A simple way of filtering data before sending it to your MySQL is by using mysqli_real_escape_string(), You can use it in reusable one too.

<?php
 //For connection with database 
 $connection = mysqli_connect('localhost','database_user','database_password', 'database_name');

//function for filtering and checking if not empty
function _f($inp){
 if(!empty($inp)){
  return mysqli_real_escape_string($connection, $inp);
 }else{
  return false;
 }
}

//Function to fetch data
function fetchData($tablename, $clause ="", $output){
 // Creating query for fetching data from "user_details" table
 $query = "SELECT * FROM `".$tablename."` ".$clause;

 //Executing query and storing data in $result variable.
 $result = mysqli_query($connection, $query);

 //checking if we get some result
 if($result){
    //If some result comes, we will iterate it and send the same as output
    while($row = mysqli_fetch_array($result)){
      if($output == 'option'){
        echo "<option value='".$row['name']."'>".$row['name']."</option>";
      }

      if($output == 'object'){
        //showing output as object
        print_r($row);
      }
    }
 }
}
//Calling the above function to show data.
fetchData('user_details', 'WHERE `sno`=1', 'option');
 
?>

As you can see in the above code, I have created a function to check if the input is not empty and return the escaped string or false. It will secure my code a bit.

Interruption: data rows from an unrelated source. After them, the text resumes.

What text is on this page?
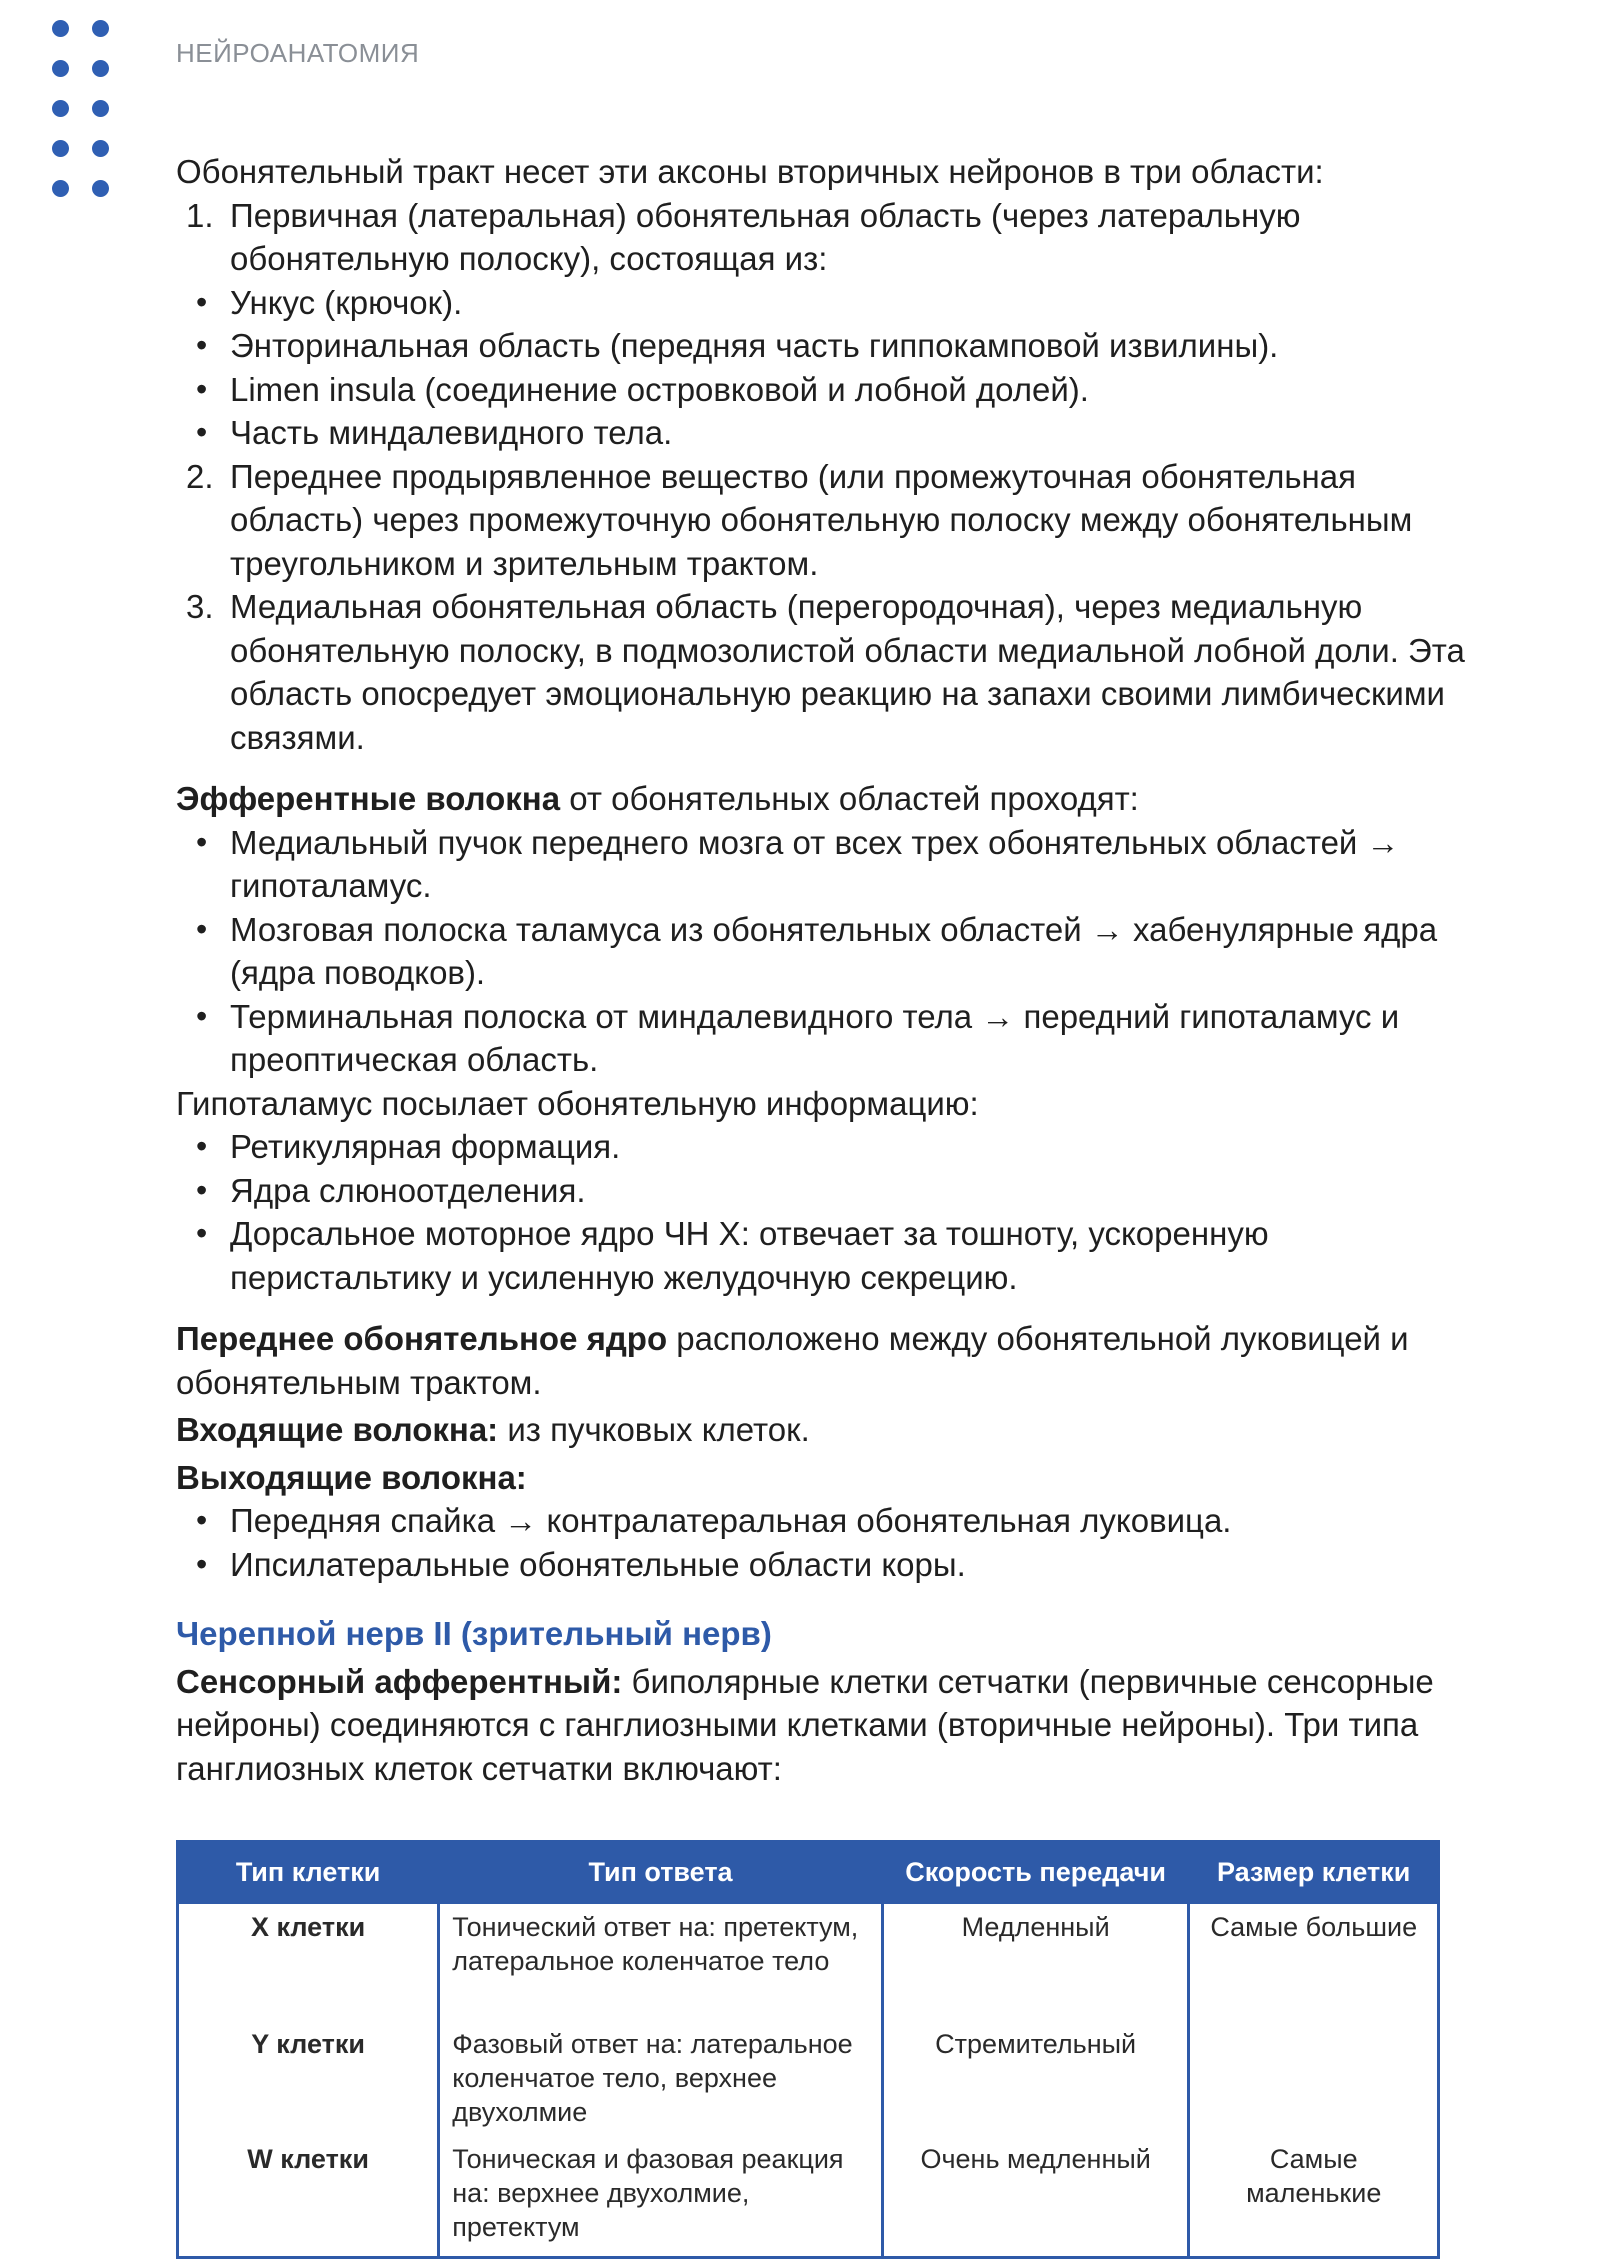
НЕЙРОАНАТОМИЯ

Обонятельный тракт несет эти аксоны вторичных нейронов в три области:

1. Первичная (латеральная) обонятельная область (через латеральную обонятельную полоску), состоящая из:
• Ункус (крючок).
• Энторинальная область (передняя часть гиппокамповой извилины).
• Limen insula (соединение островковой и лобной долей).
• Часть миндалевидного тела.
2. Переднее продырявленное вещество (или промежуточная обонятельная область) через промежуточную обонятельную полоску между обонятельным треугольником и зрительным трактом.
3. Медиальная обонятельная область (перегородочная), через медиальную обонятельную полоску, в подмозолистой области медиальной лобной доли. Эта область опосредует эмоциональную реакцию на запахи своими лимбическими связями.

Эфферентные волокна от обонятельных областей проходят:

• Медиальный пучок переднего мозга от всех трех обонятельных областей → гипоталамус.
• Мозговая полоска таламуса из обонятельных областей → хабенулярные ядра (ядра поводков).
• Терминальная полоска от миндалевидного тела → передний гипоталамус и преоптическая область.

Гипоталамус посылает обонятельную информацию:

• Ретикулярная формация.
• Ядра слюноотделения.
• Дорсальное моторное ядро ЧН X: отвечает за тошноту, ускоренную перистальтику и усиленную желудочную секрецию.

Переднее обонятельное ядро расположено между обонятельной луковицей и обонятельным трактом.

Входящие волокна: из пучковых клеток.

Выходящие волокна:

• Передняя спайка → контралатеральная обонятельная луковица.
• Ипсилатеральные обонятельные области коры.

Черепной нерв II (зрительный нерв)

Сенсорный афферентный: биполярные клетки сетчатки (первичные сенсорные нейроны) соединяются с ганглиозными клетками (вторичные нейроны). Три типа ганглиозных клеток сетчатки включают:

Тип клетки	Тип ответа	Скорость передачи	Размер клетки
X клетки	Тонический ответ на: претектум, латеральное коленчатое тело	Медленный	Самые большие
Y клетки	Фазовый ответ на: латеральное коленчатое тело, верхнее двухолмие	Стремительный	
W клетки	Тоническая и фазовая реакция на: верхнее двухолмие, претектум	Очень медленный	Самые маленькие
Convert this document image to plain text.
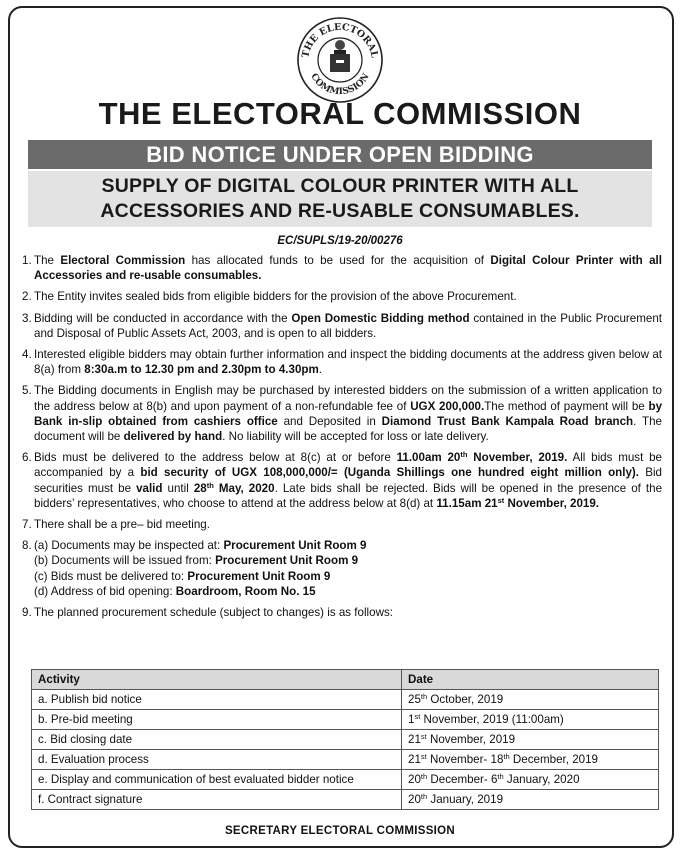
THE ELECTORAL
COMMISSION
THE ELECTORAL COMMISSION
BID NOTICE UNDER OPEN BIDDING
SUPPLY OF DIGITAL COLOUR PRINTER WITH ALL
ACCESSORIES AND RE-USABLE CONSUMABLES.
EC/SUPLS/19-20/00276
1. The Electoral Commission has allocated funds to be used for the acquisition of Digital Colour Printer with all Accessories and re-usable consumables.
2. The Entity invites sealed bids from eligible bidders for the provision of the above Procurement.
3. Bidding will be conducted in accordance with the Open Domestic Bidding method contained in the Public Procurement and Disposal of Public Assets Act, 2003, and is open to all bidders.
4. Interested eligible bidders may obtain further information and inspect the bidding documents at the address given below at 8(a) from 8:30a.m to 12.30 pm and 2.30pm to 4.30pm.
5. The Bidding documents in English may be purchased by interested bidders on the submission of a written application to the address below at 8(b) and upon payment of a non-refundable fee of UGX 200,000.The method of payment will be by Bank in-slip obtained from cashiers office and Deposited in Diamond Trust Bank Kampala Road branch. The document will be delivered by hand. No liability will be accepted for loss or late delivery.
6. Bids must be delivered to the address below at 8(c) at or before 11.00am 20th November, 2019. All bids must be accompanied by a bid security of UGX 108,000,000/= (Uganda Shillings one hundred eight million only). Bid securities must be valid until 28th May, 2020. Late bids shall be rejected. Bids will be opened in the presence of the bidders’ representatives, who choose to attend at the address below at 8(d) at 11.15am 21st November, 2019.
7. There shall be a pre– bid meeting.
8. (a) Documents may be inspected at: Procurement Unit Room 9
(b) Documents will be issued from: Procurement Unit Room 9
(c) Bids must be delivered to: Procurement Unit Room 9
(d) Address of bid opening: Boardroom, Room No. 15
9. The planned procurement schedule (subject to changes) is as follows:
Activity	Date
a. Publish bid notice	25th October, 2019
b. Pre-bid meeting	1st November, 2019 (11:00am)
c. Bid closing date	21st November, 2019
d. Evaluation process	21st November- 18th December, 2019
e. Display and communication of best evaluated bidder notice	20th December- 6th January, 2020
f. Contract signature	20th January, 2019
SECRETARY ELECTORAL COMMISSION
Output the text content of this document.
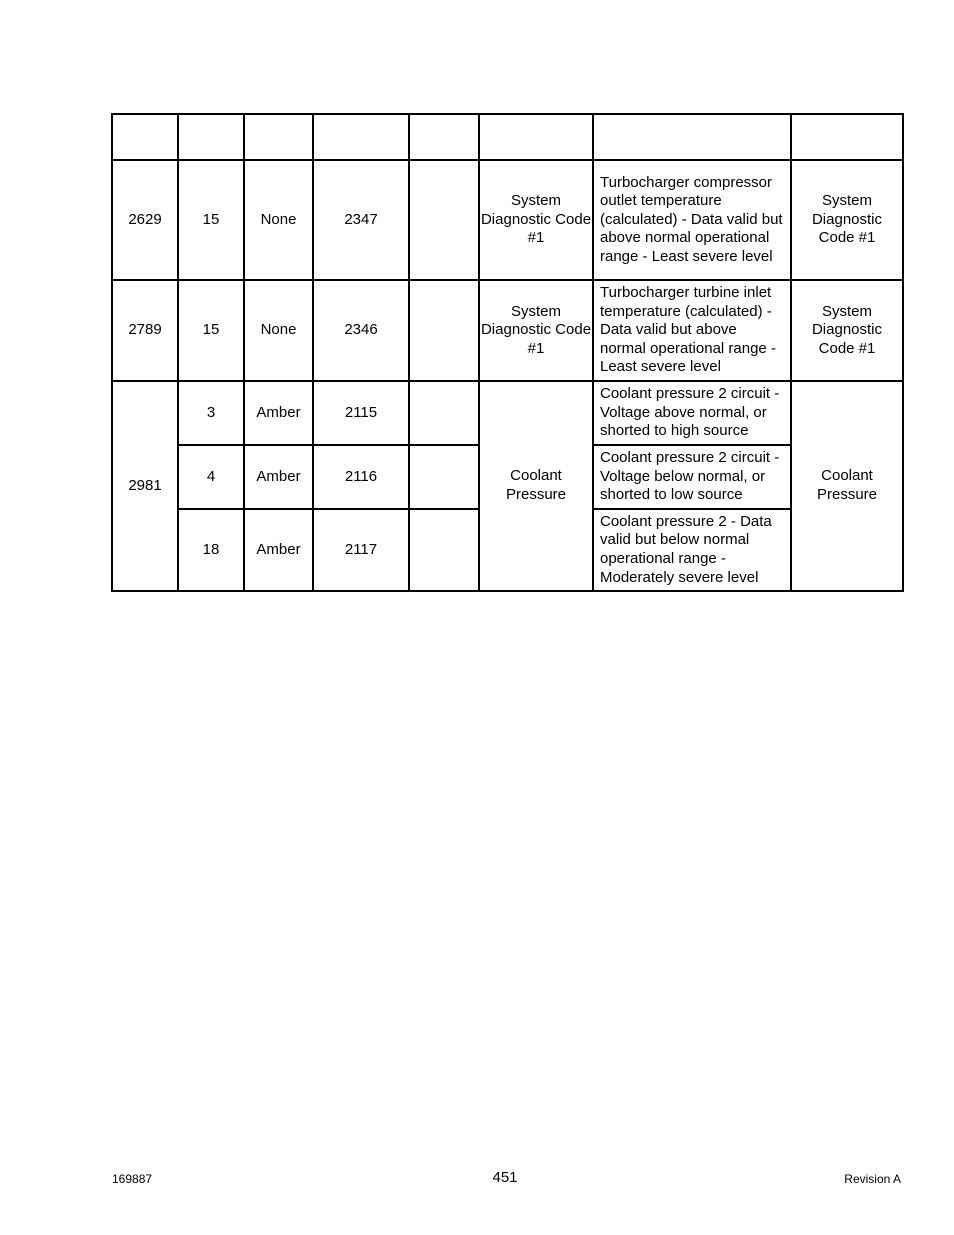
2629	15	None	2347		System Diagnostic Code #1	Turbocharger compressor outlet temperature (calculated) - Data valid but above normal operational range - Least severe level	System Diagnostic Code #1
2789	15	None	2346		System Diagnostic Code #1	Turbocharger turbine inlet temperature (calculated) - Data valid but above normal operational range - Least severe level	System Diagnostic Code #1
2981	3	Amber	2115		Coolant Pressure	Coolant pressure 2 circuit - Voltage above normal, or shorted to high source	Coolant Pressure
	4	Amber	2116			Coolant pressure 2 circuit - Voltage below normal, or shorted to low source	
	18	Amber	2117			Coolant pressure 2 - Data valid but below normal operational range - Moderately severe level	
169887	451	Revision A
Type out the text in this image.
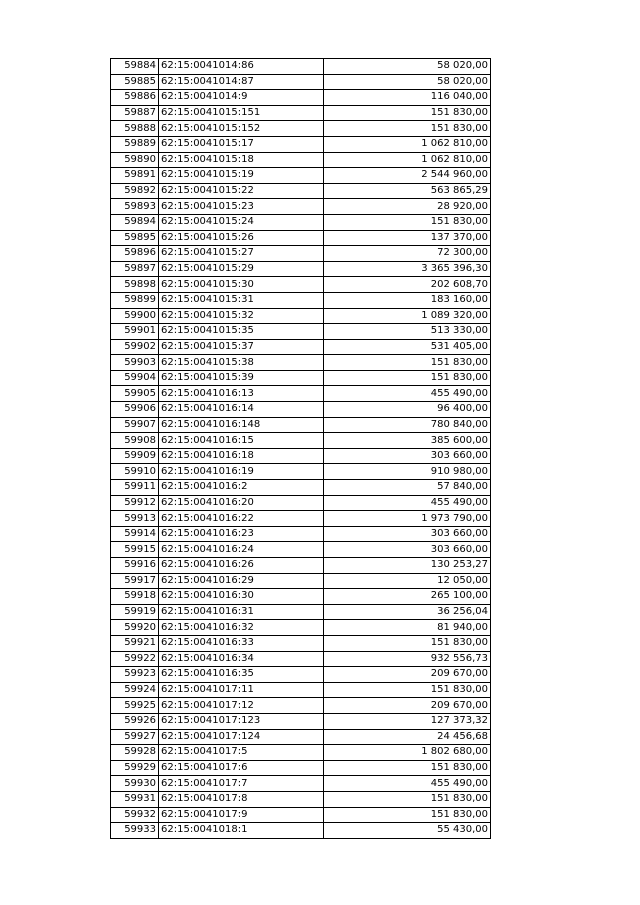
59884	62:15:0041014:86	58 020,00
59885	62:15:0041014:87	58 020,00
59886	62:15:0041014:9	116 040,00
59887	62:15:0041015:151	151 830,00
59888	62:15:0041015:152	151 830,00
59889	62:15:0041015:17	1 062 810,00
59890	62:15:0041015:18	1 062 810,00
59891	62:15:0041015:19	2 544 960,00
59892	62:15:0041015:22	563 865,29
59893	62:15:0041015:23	28 920,00
59894	62:15:0041015:24	151 830,00
59895	62:15:0041015:26	137 370,00
59896	62:15:0041015:27	72 300,00
59897	62:15:0041015:29	3 365 396,30
59898	62:15:0041015:30	202 608,70
59899	62:15:0041015:31	183 160,00
59900	62:15:0041015:32	1 089 320,00
59901	62:15:0041015:35	513 330,00
59902	62:15:0041015:37	531 405,00
59903	62:15:0041015:38	151 830,00
59904	62:15:0041015:39	151 830,00
59905	62:15:0041016:13	455 490,00
59906	62:15:0041016:14	96 400,00
59907	62:15:0041016:148	780 840,00
59908	62:15:0041016:15	385 600,00
59909	62:15:0041016:18	303 660,00
59910	62:15:0041016:19	910 980,00
59911	62:15:0041016:2	57 840,00
59912	62:15:0041016:20	455 490,00
59913	62:15:0041016:22	1 973 790,00
59914	62:15:0041016:23	303 660,00
59915	62:15:0041016:24	303 660,00
59916	62:15:0041016:26	130 253,27
59917	62:15:0041016:29	12 050,00
59918	62:15:0041016:30	265 100,00
59919	62:15:0041016:31	36 256,04
59920	62:15:0041016:32	81 940,00
59921	62:15:0041016:33	151 830,00
59922	62:15:0041016:34	932 556,73
59923	62:15:0041016:35	209 670,00
59924	62:15:0041017:11	151 830,00
59925	62:15:0041017:12	209 670,00
59926	62:15:0041017:123	127 373,32
59927	62:15:0041017:124	24 456,68
59928	62:15:0041017:5	1 802 680,00
59929	62:15:0041017:6	151 830,00
59930	62:15:0041017:7	455 490,00
59931	62:15:0041017:8	151 830,00
59932	62:15:0041017:9	151 830,00
59933	62:15:0041018:1	55 430,00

Why have I use a name like _f() its because, every-time I use it, I don’t want to increase the code size, rather it will only take 2 characters to call the function.

CONCLUSION

You can create reusable codes, just by starting from the basic units, and moving forward by making small small changes and taking it to a complex and more reusable code.

Always have a satellite view of your final product and start coding it from the basic part.
Your code will start changing from a fixed code to a generic code, and will be available for using it multiple times in the same project or can be used in different projects too.